With TBD developers are able to avoid long-lived branches which in this branching model are roots of all evil or so-called merge hell. Since everything is in trunk developers are able to integrate often with the mainline and are much more up to date then when using branching models like Git Flow.
Technically branches can exist but these are short-lived branches which typically live less than a day. Someone other than the original developer is responsible for doing peer reviews and these are followed by typical CI. Release branches are the only real branches which developers do not create. Release engineers are chosen to create releases, cherry-pick fixes or roll back changes when needed.
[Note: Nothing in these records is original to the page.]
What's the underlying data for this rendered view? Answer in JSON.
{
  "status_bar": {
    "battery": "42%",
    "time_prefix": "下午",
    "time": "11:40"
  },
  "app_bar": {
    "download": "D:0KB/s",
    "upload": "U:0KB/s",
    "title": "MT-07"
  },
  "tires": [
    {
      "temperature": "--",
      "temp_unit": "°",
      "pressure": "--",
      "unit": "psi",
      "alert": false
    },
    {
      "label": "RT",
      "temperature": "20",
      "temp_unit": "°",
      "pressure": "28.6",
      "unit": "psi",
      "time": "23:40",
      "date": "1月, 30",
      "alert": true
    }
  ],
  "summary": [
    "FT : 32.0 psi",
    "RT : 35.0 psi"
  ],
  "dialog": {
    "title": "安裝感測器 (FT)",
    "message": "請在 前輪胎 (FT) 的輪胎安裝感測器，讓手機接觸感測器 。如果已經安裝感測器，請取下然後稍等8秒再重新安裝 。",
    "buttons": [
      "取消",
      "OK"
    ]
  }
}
The fact that branches are short-lived it means that the changes with each commit are smaller. One of the challenges with TBD is when the tip of the mainline is broken and this can block other developers. Developers will have to be disciplined enough not to break trunk. If the trunk is broken then change will need to be reversed or fixed as soon as possible and any of the developers can do this.
CI and tooling in general is something that companies will invest in to ensure issues are caught before they go to trunk. But keeping code quality in check is good investment anyway! The fact that branches are short lived, however, means that changes are smaller too and they can be reversed easier.
Trunk Based Development With Feature Flags
A common question is how is it possible to have short-lived branches in cases where features are larger and span several development days? Using feature flags is one common approach to make sure we’re integrating often but are also controlling how these features are released. With this approach, a big feature can be broken down in smaller chunks each of which can be released in the dark. Only when the team is comfortable enabling the feature will the world see it.
This also gives developers the ability to test their features integrated with mainline incrementally while features are not yet visible. These can be automated tests that are run by CI but can also be tests that developers can run in isolation from what is visible in production. There are multiple methods to do this such as enabling the feature only for a group of users or IP addresses.
Ability to enable a feature for a segment of users can have additional benefits as well such as canary releasing and A/B testing. Features can be enabled to various user segments, feedback can be gathered, and multiple iterations may happen to validate a feature prior to rolling it out to everyone.
Another common feature flags use case incredibly handy is the ability to test major upgrades. For example, we might want to update a critical path algorithm but want to make sure that it we break the problem down into smaller pieces and test gradually until we are happy with the upgrade.
To illustrate this use case we can consider replacing wheels of a moving vehicle, except that this vehicle could have thousands of users and is always in construction (5). First, we de-couple wheels from the car such that new wheels can be easily mounted on. Then we have a decision point created which will use existing wheels by default. Then we slowly swap wheels from old wheel to new, one at a time. Finally, we are happy with new wheels and remove the unneeded decision point.
TBD with Feature Flags is a pretty powerful method for rapid development but can be misused as well leading to unwanted tech debt. Just like branches, feature flags are intended to be short-lived and ideally should be removed as soon as the feature is completed. Martin Fowler has a great article on some of the best practices when working with feature flags.
- Integrate often and smaller chunks at a time
- Define workflow that works best for your organization business model
- Consider organization structure when defining dev workflow
- Consider benefits of Trunk Based Development and Feature Flags; it could work for you!